Anyway, ESPN’s early ranking tiers have just four free agents in the very top tier, and I’ll call one of them a mild surprise: Aaron Judge, Nolan Arenado, Jacob deGrom, Trea Turner.

For me, the surprise isn’t so much those four names in the abstract, but the fact that only Turner gets the inclusion among the shortstops. Carlos Correa (citing a step back in defense), Xander Bogaerts (a couple years older than Correa), and Dansby Swanson (limited track record at this elite level) all wind up in Tier Two for various reasons. For Passan, then, he’s got Turner clearly atop the shortstop group.

Turner (recently connected to the Cubs!), 29, is putting together another strong season in the field and at the plate (.305/.350/.488/134 wRC+), though I personally remain a little concerned about how much of his production is floated by his elite speed, which is likely to see a decline sooner rather than later – his .347 BABIP is heavily speed-based, and his .183 ISO (lowest in four years) is not necessarily the product of huge power as it is his hustle speed (consider the mediocre 7.9% barrel rate). Those are somewhat nitpicky, mind you, because he also hits a lot of line drives and doesn’t strike out, and it’s not like his speed doesn’t significantly boost his value, even if it declined a bit from here. It’s not hard to imagine a world where the larger bases and pick-off limits boost it further next year. I can understand why Passan and Co. put him in Tier One.

The other Tier Two free agents, joining the shortstops: Justin Verlander, Carlos Rodon, Edwin Diaz, Koudai Senga, and Chris Bassitt. The Cubs have been connected to Rodon and Senga this week, and have had a connection to Verlander in the past (TBD whether a guy at his age is going to be willing to roll the dice on the Cubs winning right away in 2023).

Noticeably absent from Tier Two? Willson Contreras, who is in Tier Three with guys like Brandon Nimmo, Clayton Kershaw, Josh Bell, Adam Wainwright, and Jose Abreu, among others. The question remains: will Contreras and his agent find the open market strong enough right away to confidently reject the Qualifying Offer from the Cubs, and then sign a big deal out there despite being attached to draft pick compensation?

Tiers Four (46) and Five (42) are where the sheer number of free agents explode, but you do still see a ton of interesting options for a team like the Cubs, who are going to be in the market for sure-fire impact, yes, but also complementary/upside/reclamation types.

Stray names that jumped out at me in a “oh yeah, that guy is going to be a free agent, too, hmmmm” kind of way: Carlos Carrasco, Sean Manaea, Ross Stripling, Noah Syndergaard, Taijuan Walker, Christian Vazquez, Kevin Kiermaier, David Peralta, Zack Britton.

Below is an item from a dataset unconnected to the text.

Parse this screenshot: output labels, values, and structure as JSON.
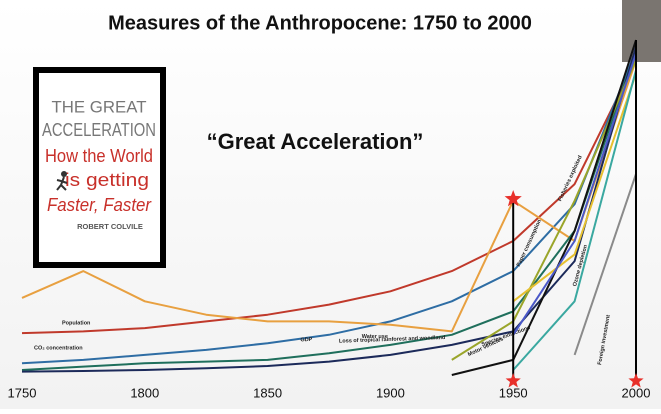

I don’t know that Joey Gallo or Michael Conforto are the right move for the Cubs, but I do think their free agencies and attempted reclamations in 2023 will be interesting to follow.

Check out the full list of free agents and tiers over at ESPN, and start formulating those offseason wish lists. Like I said, I think it’s going to be completely reasonable to have an aggressive list. We’ve been very good boys and girls.